We can, however, already formulate a few ideas of what the application of White's basic approach might tell us here in Madagascar. Cornet (1974) developed a bioclimatic map that clearly shows the presence of highly localized climatic conditions in several parts of the country, including in the transition zone around Vohemar located between the humid east coast and the dry north of the island,
an area that corresponds precisely to a restricted zone containing a number of locally endemic plant species. Similarly, the transition between the humid east coast forest and the dry south to the west of Fort Dauphin, as shown here at Parcel 3 of the Andohahela Strict Nature Reserve, harbors numerous endemic species including Dypsis decaryi.
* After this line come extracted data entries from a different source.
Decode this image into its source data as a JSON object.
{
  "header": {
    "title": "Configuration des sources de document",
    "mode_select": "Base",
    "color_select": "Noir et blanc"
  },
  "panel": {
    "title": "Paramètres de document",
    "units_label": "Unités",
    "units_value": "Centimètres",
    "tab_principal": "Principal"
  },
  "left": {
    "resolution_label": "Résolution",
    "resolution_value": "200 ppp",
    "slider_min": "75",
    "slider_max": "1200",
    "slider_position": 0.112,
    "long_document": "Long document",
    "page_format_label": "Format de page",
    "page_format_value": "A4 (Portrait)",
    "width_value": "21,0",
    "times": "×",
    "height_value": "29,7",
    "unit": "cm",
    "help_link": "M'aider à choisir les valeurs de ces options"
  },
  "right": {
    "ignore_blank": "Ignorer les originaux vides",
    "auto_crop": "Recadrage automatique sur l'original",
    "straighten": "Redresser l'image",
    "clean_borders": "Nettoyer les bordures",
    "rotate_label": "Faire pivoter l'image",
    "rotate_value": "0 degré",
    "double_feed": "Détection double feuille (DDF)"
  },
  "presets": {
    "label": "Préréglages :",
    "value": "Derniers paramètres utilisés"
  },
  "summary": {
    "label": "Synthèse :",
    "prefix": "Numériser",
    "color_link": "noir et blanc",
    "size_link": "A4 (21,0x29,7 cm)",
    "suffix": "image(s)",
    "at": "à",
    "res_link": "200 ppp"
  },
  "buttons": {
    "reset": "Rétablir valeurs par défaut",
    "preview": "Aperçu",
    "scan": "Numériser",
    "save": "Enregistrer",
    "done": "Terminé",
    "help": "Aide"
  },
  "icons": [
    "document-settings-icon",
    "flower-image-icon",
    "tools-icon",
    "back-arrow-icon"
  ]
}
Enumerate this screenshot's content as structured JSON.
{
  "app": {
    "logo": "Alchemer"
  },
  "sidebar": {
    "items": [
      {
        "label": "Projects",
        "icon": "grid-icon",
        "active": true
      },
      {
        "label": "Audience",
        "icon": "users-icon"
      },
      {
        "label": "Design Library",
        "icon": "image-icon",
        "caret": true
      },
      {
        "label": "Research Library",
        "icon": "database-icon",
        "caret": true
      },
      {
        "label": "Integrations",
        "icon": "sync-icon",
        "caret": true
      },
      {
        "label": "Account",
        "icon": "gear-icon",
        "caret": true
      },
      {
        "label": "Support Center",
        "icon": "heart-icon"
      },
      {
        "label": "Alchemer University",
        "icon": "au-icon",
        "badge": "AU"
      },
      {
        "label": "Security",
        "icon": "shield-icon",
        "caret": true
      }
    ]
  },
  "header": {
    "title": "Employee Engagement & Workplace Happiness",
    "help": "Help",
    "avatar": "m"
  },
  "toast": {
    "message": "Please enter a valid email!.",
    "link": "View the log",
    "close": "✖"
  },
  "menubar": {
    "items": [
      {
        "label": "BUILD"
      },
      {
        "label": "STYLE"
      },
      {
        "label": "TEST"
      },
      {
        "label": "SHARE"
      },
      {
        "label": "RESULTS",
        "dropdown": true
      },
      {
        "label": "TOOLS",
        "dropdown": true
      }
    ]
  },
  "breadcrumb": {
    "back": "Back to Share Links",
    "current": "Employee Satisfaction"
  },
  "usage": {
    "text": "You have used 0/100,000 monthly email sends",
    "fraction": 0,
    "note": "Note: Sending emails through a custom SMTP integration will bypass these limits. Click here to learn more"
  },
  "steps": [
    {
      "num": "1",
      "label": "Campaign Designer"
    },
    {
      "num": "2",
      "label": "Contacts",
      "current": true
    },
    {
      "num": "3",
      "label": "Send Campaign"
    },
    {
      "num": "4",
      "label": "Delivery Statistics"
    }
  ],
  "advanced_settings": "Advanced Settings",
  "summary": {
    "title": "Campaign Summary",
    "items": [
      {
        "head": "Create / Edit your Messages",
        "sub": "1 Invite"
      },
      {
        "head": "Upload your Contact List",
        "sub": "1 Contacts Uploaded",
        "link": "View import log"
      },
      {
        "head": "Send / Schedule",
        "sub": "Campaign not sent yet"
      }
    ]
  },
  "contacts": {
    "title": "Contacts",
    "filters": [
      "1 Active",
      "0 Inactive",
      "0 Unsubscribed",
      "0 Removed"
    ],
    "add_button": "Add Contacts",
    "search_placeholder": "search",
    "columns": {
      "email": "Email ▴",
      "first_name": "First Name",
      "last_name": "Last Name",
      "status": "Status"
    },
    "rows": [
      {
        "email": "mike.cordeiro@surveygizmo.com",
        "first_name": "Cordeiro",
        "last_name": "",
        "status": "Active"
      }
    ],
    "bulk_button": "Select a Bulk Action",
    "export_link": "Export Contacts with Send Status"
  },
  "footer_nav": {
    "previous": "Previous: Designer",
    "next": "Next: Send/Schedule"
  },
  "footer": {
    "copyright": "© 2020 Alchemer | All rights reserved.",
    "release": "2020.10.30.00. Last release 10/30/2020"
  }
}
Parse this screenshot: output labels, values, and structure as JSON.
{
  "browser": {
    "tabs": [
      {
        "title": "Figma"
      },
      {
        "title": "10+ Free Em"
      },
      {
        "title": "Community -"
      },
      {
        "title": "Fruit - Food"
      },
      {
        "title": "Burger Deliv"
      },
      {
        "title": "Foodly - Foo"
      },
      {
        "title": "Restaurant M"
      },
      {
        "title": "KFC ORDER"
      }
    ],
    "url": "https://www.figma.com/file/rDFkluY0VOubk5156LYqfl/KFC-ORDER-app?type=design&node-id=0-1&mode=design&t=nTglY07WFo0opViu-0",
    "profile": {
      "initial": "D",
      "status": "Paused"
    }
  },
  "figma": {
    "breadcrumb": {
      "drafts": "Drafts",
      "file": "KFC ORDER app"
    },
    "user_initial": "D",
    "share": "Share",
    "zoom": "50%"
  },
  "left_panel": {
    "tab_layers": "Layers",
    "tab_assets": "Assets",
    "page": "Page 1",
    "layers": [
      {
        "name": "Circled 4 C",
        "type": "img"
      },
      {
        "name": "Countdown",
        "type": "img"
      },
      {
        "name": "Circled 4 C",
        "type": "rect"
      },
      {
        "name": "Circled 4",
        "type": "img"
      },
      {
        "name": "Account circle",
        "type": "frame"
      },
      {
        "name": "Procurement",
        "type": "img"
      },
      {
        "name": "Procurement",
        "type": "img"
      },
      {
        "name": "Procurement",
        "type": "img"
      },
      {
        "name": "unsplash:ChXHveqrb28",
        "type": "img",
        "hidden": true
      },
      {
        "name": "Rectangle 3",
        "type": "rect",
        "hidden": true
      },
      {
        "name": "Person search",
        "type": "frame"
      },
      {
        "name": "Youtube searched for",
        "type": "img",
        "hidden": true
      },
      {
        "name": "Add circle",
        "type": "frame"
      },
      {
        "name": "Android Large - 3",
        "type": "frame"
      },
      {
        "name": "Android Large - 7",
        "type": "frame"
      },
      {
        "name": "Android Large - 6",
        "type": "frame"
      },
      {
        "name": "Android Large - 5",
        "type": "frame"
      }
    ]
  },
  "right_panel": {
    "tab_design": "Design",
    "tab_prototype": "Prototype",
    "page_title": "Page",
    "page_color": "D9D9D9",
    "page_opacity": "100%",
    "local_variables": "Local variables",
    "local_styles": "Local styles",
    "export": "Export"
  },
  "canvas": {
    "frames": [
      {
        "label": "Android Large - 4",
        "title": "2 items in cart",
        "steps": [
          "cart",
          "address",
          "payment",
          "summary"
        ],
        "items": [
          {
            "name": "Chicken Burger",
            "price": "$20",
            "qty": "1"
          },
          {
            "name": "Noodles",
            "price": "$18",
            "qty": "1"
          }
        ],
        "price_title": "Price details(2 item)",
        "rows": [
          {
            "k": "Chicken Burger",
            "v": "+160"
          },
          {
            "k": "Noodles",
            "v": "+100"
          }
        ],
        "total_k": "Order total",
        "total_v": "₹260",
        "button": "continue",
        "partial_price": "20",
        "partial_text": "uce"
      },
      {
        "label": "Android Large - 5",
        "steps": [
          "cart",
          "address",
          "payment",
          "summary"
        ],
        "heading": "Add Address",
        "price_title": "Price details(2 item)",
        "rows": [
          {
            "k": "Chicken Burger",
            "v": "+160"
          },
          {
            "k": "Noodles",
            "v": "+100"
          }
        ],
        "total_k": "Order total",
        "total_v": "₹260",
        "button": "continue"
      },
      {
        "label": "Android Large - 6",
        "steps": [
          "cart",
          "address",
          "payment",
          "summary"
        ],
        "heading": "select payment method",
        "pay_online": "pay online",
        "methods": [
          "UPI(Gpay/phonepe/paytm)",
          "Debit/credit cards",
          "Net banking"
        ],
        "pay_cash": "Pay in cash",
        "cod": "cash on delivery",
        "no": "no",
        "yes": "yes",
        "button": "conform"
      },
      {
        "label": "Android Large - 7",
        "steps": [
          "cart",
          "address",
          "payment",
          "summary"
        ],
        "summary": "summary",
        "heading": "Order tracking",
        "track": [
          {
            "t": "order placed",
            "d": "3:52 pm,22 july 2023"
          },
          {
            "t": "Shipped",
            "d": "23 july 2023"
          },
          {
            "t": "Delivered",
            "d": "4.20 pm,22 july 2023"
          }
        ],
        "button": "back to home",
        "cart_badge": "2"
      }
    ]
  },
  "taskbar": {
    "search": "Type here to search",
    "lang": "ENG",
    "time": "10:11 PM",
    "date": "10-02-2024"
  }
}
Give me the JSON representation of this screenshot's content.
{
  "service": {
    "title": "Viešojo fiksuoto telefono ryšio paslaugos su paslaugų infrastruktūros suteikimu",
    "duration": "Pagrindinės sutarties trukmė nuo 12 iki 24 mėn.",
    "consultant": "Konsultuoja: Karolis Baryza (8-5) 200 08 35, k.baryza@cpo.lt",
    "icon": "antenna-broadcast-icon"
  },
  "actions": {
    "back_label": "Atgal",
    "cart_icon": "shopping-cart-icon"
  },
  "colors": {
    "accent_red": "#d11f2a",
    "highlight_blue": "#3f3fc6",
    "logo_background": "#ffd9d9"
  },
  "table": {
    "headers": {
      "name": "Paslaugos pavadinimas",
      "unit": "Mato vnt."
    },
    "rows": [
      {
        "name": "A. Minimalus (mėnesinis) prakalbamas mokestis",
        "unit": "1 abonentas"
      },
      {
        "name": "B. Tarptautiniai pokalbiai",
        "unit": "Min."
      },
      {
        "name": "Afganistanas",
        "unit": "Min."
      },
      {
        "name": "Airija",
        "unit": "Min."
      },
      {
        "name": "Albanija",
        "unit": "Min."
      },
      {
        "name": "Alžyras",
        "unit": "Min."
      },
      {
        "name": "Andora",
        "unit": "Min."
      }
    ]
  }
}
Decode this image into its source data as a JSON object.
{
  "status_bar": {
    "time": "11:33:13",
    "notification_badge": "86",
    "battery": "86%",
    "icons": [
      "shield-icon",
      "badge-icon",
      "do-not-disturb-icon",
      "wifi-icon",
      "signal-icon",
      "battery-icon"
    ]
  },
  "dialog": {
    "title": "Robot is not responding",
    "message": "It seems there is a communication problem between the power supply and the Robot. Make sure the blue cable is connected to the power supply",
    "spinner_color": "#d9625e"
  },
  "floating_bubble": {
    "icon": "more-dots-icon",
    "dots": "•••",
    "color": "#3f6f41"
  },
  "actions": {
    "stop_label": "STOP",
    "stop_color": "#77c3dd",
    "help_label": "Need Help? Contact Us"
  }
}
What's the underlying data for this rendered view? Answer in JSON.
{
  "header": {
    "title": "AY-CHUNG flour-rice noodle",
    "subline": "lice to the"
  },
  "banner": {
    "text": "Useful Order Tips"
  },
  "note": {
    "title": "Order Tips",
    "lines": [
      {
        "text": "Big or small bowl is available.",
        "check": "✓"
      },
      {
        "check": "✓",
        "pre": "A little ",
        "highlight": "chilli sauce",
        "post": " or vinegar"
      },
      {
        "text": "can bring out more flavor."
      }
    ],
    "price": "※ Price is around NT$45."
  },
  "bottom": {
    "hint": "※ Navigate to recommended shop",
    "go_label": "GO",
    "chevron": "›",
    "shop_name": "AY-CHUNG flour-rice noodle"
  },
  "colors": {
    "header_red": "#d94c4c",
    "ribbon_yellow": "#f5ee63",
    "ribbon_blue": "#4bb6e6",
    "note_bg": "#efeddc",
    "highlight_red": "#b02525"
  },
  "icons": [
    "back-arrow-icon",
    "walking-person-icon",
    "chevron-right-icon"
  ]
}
Cornet's map also shows a specialized local climate around Morafenobe, where a disjunct area of true evergreen forest occurs at Ambohijanahary Special Reserve, with many species that are otherwise restricted to the eastern part of the country. The application of White's approach to Madagascar would also result in treating all evergreen forests as a single broad physiognomic category -- whose distribution, largely coincides with the humid and subhumid stages indicated in blue and green on Cornet's map. Reliable chorological information would then potentially allow us to differentiate floristically distinct zones within these evergreen forests. If the ultimate goal of classification and mapping is to reveal biogeographic patterns in order to recognize and delimit areas that are biologically distinct, then chorology clearly must play a central role. This certainly appears to be the case in Madagascar, where one of the most important applications of a vegetation map is for conservation planning.